O filme mais recente, chegado no ônibus das dezoito e trinta, com a sessão prevista para as dezenove horas, foi o Corcunda de Notre Dame, estrelado pelo Quasímodo e a belíssima Esmeralda, cuja plástica e beleza destroçaram os corações e alimentaram inconfessáveis pensamentos na maioria dos homens da cidade.

As mulheres, percebendo o interesse despertado e os cochichos dos maridos que, à boca pequena, comentavam certos detalhes da atriz, no dia seguinte escondiam suas mãos com as unhas nas cutículas roídas pelo ciúme. Aquilo é vagabunda de cinema, diziam com um muxoxo de despeito.

Transcorridos dois ou três dias com o habitual marasmo, eis que surge na avenida descalçada, sol ainda a pino, um bumbo cadenciado e a estridente corneta sob o brado gutural de um fantasiado animador.

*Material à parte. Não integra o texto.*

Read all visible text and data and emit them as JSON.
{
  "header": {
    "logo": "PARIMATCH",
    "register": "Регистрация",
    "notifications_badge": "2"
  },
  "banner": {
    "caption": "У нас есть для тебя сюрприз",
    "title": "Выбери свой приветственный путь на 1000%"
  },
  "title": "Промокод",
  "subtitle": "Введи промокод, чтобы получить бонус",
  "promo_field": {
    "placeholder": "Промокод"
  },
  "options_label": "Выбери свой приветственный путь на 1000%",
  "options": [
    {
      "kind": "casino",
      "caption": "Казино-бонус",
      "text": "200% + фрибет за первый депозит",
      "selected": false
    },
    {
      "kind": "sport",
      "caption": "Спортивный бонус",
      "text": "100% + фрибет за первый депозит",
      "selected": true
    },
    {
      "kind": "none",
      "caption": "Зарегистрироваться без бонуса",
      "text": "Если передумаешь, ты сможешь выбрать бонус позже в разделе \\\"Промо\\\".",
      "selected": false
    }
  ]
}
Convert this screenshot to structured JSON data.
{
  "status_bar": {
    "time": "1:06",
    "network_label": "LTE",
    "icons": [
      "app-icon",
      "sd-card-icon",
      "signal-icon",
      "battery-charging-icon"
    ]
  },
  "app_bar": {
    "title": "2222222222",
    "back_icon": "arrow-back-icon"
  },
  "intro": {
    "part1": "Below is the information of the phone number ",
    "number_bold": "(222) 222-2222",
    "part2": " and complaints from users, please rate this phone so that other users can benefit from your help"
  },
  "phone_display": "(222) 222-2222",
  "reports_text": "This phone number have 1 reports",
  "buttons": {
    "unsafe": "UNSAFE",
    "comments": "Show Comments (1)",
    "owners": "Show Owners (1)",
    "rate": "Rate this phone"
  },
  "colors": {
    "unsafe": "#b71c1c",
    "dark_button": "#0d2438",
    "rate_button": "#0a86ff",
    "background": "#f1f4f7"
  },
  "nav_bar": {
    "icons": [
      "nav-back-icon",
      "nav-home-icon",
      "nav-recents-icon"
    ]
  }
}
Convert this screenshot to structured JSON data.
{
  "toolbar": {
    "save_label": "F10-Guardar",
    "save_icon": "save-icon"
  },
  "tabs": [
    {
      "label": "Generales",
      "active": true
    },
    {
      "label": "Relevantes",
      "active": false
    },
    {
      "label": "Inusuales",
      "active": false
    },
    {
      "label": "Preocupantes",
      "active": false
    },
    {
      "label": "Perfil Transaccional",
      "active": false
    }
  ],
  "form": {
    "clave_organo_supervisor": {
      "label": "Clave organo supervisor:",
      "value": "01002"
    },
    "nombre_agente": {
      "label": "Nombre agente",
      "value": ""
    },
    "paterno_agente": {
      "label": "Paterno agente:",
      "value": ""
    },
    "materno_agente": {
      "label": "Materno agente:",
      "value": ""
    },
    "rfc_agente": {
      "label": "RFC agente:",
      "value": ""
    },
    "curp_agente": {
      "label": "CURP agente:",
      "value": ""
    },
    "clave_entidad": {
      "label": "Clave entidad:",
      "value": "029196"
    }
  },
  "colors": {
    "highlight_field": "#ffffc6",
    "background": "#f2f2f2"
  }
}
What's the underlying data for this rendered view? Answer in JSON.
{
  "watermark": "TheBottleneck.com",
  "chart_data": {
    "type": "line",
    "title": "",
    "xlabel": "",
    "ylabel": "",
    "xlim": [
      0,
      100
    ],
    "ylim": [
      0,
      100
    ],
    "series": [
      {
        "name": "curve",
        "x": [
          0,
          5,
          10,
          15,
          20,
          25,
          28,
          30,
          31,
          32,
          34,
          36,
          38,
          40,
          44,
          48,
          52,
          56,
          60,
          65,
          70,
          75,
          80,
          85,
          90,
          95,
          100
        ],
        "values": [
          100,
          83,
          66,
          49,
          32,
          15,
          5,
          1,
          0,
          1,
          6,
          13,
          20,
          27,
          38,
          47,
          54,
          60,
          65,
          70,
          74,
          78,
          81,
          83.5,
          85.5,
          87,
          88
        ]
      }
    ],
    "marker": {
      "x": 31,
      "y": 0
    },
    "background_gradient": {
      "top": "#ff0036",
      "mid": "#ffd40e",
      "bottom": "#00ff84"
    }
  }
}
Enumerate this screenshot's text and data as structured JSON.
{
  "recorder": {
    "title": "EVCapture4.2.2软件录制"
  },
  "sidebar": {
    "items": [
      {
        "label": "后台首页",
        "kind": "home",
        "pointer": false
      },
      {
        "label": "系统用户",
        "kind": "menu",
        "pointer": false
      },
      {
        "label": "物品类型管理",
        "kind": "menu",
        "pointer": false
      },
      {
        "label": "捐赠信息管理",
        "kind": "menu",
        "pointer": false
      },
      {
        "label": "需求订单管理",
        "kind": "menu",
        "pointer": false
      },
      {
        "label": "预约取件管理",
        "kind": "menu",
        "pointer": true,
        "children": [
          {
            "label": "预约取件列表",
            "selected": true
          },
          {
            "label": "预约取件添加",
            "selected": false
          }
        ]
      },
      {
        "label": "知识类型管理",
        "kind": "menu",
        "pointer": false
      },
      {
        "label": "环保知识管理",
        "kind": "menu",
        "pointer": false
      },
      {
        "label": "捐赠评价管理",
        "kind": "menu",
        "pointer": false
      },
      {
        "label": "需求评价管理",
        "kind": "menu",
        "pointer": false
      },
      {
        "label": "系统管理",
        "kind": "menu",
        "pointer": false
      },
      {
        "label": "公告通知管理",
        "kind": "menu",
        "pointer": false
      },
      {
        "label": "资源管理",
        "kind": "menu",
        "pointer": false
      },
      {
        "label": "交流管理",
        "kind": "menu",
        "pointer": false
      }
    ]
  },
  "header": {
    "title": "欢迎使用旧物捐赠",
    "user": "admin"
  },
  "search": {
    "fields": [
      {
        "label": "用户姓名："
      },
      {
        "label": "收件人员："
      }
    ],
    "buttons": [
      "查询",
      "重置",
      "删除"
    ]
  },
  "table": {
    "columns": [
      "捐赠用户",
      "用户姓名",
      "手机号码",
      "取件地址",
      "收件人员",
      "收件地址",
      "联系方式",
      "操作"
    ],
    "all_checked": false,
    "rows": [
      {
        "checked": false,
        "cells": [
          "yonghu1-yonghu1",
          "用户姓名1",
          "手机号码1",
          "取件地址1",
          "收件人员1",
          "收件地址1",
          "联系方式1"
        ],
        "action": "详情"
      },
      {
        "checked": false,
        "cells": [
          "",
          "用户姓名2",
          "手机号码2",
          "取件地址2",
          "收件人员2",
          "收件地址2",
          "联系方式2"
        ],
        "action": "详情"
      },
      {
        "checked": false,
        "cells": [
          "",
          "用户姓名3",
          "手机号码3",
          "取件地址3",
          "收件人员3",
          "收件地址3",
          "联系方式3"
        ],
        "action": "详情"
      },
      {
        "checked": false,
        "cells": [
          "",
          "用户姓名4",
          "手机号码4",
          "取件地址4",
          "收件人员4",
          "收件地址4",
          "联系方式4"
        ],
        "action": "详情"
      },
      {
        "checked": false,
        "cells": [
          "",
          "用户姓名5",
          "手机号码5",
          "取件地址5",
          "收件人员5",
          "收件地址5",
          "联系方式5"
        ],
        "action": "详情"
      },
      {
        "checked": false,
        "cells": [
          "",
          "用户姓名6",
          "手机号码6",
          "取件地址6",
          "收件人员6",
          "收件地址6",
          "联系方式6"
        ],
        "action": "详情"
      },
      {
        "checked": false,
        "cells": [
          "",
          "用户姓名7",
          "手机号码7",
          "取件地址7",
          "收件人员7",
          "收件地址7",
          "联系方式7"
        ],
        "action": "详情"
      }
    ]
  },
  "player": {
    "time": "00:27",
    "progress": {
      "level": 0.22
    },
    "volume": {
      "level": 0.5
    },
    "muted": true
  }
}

Com a boca enterrada num megafone, como num surto de apoplexia, com os olhos a sair das órbitas e as veias protuberantes no pescoço sujo emoldurado por um lenço vermelho e verde, gritava a plenos pulmões: "Respeitáaaavel Púuuublico, acaba de chegar nesta beeela e acolhedooora cidaaaade o Ciiiiiirco Irmãossssss Caruso, famoso no mundo inteiro e com artistas internacionais.

Logo mais, às vinte horas, apresentaremos nosso espetáculo variado com palhaços, a atriz equilibrista chegada da Europa, o feroz leão africano, Athos o cavalo de Andaluzia, atrações diversas, sorteios, finalizando com o espetacular e inesquecível drama 'O Direito de Nascer'”.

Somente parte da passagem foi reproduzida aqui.